Lastly, The American Lives program at the fest provides a more explicit, eclectic cohort of films that may not get its mass appeal from the different, such stories in the other sections. Ricki Stern and Anne Sundberg's My So-Called High School Rank is one of its films that got on my radar and demonstrated an America through the overlooked multicultural and regional youth. It follows high school students' lives facing mental health issues and high expectations by performing in the musical Ranked (one of if not the most licensed non-professional theatrical production of all time). Ranked's creators David Taylor Gomes (music and lyrics) and Kyle Holmes (book) complement the students' tribulations by making commentary throughout the film. The play emphasized the same concerns as the featured students and was once seen as crazy until the college admissions scandal. These expectations come from privilege and other barriers such as immigration, class, and race.
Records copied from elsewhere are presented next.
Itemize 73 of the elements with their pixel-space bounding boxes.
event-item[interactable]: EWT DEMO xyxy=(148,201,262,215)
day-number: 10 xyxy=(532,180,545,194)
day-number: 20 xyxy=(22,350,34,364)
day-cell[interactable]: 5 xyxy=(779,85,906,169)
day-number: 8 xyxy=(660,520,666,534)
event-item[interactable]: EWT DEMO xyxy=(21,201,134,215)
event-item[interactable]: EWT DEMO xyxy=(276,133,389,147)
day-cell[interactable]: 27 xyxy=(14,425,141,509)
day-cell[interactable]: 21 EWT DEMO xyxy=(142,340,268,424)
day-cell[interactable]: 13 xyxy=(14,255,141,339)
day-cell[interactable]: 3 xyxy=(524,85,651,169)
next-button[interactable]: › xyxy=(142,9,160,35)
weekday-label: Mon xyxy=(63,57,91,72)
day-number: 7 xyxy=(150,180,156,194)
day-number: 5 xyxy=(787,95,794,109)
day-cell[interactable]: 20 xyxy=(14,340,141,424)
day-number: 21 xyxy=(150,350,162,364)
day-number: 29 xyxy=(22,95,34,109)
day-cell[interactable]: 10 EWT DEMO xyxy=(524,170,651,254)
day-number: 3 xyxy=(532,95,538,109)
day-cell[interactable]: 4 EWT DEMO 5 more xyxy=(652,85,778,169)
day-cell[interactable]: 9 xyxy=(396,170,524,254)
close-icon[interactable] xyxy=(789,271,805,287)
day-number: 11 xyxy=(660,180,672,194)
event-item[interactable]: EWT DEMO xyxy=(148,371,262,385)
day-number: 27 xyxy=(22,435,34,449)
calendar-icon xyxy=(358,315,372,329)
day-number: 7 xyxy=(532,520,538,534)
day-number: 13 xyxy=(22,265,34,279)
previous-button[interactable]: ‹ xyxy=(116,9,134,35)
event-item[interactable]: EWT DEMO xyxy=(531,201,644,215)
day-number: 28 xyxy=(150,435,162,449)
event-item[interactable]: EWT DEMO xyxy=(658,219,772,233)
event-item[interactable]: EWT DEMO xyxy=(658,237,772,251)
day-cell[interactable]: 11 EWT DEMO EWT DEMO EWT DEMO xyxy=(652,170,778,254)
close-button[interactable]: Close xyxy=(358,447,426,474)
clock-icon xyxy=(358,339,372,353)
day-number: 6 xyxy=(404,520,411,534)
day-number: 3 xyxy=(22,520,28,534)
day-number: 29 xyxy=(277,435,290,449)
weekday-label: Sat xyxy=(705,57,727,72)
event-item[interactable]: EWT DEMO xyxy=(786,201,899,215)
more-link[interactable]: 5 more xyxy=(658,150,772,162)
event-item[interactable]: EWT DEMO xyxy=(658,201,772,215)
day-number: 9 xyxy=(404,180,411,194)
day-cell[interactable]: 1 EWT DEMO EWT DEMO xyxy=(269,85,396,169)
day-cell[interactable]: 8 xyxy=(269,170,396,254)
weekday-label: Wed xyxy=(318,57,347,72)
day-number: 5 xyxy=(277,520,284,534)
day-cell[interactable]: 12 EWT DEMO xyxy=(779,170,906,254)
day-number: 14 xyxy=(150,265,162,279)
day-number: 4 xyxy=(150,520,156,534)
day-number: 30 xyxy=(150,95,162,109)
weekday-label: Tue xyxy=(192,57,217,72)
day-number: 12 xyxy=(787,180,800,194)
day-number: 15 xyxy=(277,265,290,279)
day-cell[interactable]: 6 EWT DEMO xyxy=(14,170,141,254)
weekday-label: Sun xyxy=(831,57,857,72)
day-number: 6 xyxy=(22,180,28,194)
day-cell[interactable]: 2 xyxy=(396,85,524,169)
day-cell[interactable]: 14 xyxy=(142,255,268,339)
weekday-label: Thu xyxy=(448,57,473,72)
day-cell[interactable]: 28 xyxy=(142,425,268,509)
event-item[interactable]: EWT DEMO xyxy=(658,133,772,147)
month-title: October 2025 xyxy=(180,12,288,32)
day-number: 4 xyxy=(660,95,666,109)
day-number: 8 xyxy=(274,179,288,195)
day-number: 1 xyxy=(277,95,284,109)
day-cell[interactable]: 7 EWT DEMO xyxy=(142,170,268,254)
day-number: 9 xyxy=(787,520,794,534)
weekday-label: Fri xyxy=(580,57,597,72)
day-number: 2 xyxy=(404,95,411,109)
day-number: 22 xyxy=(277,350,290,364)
The traveling road map between suburban California, rural West Virginia, and the Bronx all have a human connection of pursuing an education and dream while acknowledging the lineage of informative experiences from older generations and various inequities.
Though it has a beautiful plot of how Ranked got its light of day and the students accomplishing their achievements, it has some muddled editing when transitioning from the school body and their parents to the showrunners. Due to COVID, Ranked cannot give proper updates and accidentally gave the writers an interruptive display of their lives and spotlighted the protagonists at heart, the students. As with every doc that takes place circa March 2020, it has to mention the 2020 events above. While these events have meaningfully shaped each person's life, their delivery should be on the character's development. This film, like others, showed news reports on COVID and George Floyd's murder. I wish they could exhibit people's activities at that time and slowly reveal how the events shape their lives instead of the other way around, as the students are the film's heart.
While understanding how the commercialization of its production affects its comprehensibility to a mainstream audience, its presence felt more like a community screening than a marquee festival program as faculties, students, and their parents from the featured schools were passionately present. I noticed people cheering, crying, and being reflected on the screen. It is a blessing to look at something more than what is on the surface, as films are a means of mass communication. This film shows why making things for impact and strength is essential and how others are more alike than different, as many in America have had to overcome labels to get to where they want to be.